The Food and Drug Administration approved Eli Lilly's once-daily weight-loss pill Foundayo on April 1, clearing the first small-molecule oral GLP-1 receptor agonist to reach American patients and broadening a market that has, until recently, been dominated by weekly injections. The drug, whose active ingredient is orforglipron, is approved for adults with obesity or overweight with at least one weight-related health condition.
Unlike Novo Nordisk's oral semaglutide, which must be taken on an empty stomach with limited water, Foundayo carries no food or water restrictions, a distinction Lilly has positioned as a meaningful advantage for patient adherence. The FDA cleared the drug 50 days after filing, under its Commissioner's National Priority Voucher program, making it the fastest approval of a new molecular entity since 2002. Novo Nordisk's oral Wegovy had received FDA approval in December 2025, giving that drug a head start in the oral GLP-1 market that Lilly is now entering.

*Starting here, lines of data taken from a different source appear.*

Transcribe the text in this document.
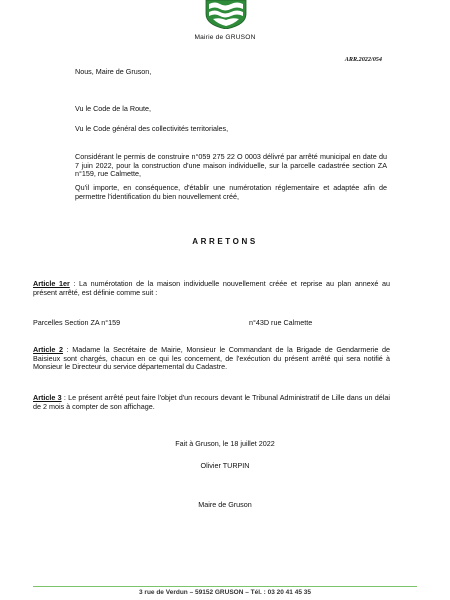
Mairie de GRUSON
ARR.2022/054
Nous, Maire de Gruson,
Vu le Code de la Route,
Vu le Code général des collectivités territoriales,
Considérant le permis de construire n°059 275 22 O 0003 délivré par arrêté municipal en date du 7 juin 2022, pour la construction d'une maison individuelle, sur la parcelle cadastrée section ZA n°159, rue Calmette,
Qu'il importe, en conséquence, d'établir une numérotation réglementaire et adaptée afin de permettre l'identification du bien nouvellement créé,
ARRETONS
Article 1er : La numérotation de la maison individuelle nouvellement créée et reprise au plan annexé au présent arrêté, est définie comme suit :
Parcelles Section ZA n°159	n°43D rue Calmette
Article 2 : Madame la Secrétaire de Mairie, Monsieur le Commandant de la Brigade de Gendarmerie de Baisieux sont chargés, chacun en ce qui les concernent, de l'exécution du présent arrêté qui sera notifié à Monsieur le Directeur du service départemental du Cadastre.
Article 3 : Le présent arrêté peut faire l'objet d'un recours devant le Tribunal Administratif de Lille dans un délai de 2 mois à compter de son affichage.
Fait à Gruson, le 18 juillet 2022
Olivier TURPIN
Maire de Gruson
3 rue de Verdun – 59152 GRUSON – Tél. : 03 20 41 45 35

The ATTAIN Phase III program enrolled more than 4,500 participants across two global trials. In the ATTAIN-1 trial, participants on the highest dose who completed treatment lost an average of 27.3 pounds, a 12.4% reduction in body weight, compared to 2.2 pounds with placebo. Across all participants regardless of trial completion, average weight loss was 25 pounds. The drug also reduced cardiovascular risk markers including cholesterol, triglycerides, and blood pressure. Gastrointestinal side effects were common, and the drug's label carries a boxed warning for thyroid C-cell tumors; it should not be used in patients with a personal or family history of medullary thyroid cancer.

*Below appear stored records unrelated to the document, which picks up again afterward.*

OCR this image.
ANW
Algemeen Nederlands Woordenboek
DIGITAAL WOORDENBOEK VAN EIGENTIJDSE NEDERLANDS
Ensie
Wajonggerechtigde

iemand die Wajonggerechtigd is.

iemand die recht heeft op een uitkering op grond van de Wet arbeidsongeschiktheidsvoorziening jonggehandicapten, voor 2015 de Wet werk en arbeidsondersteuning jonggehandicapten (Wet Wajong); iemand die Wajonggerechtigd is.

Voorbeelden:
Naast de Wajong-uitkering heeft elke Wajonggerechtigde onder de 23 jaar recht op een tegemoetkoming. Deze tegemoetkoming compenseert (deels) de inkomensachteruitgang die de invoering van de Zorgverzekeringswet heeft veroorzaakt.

Efficacy comparisons with oral Wegovy are complicated by the drugs' different mechanisms: orforglipron is a small molecule, while oral semaglutide is a peptide, and no head-to-head trials have been conducted. On pricing, Lilly has moved aggressively. Novo launched its Wegovy pill at a cash price of up to $299 a month, undercutting Lilly's originally announced range; Lilly has since lowered its self-pay price to a cap of $299 a month for patients who continuously renew prescriptions. Commercially insured patients pay as little as $25 per month with a savings card.
Lilly CEO David Ricks has noted that fewer than one in ten people who could benefit from a GLP-1 therapy are currently taking one, a gap the company attributes to access barriers and the complexity of existing options. Whether a pill at competitive price points meaningfully closes that gap, or whether gastrointestinal tolerability and the absence of cardiovascular outcome data limit uptake among higher-risk patients, remains to be seen as the drug moves from clinical trial to clinical practice.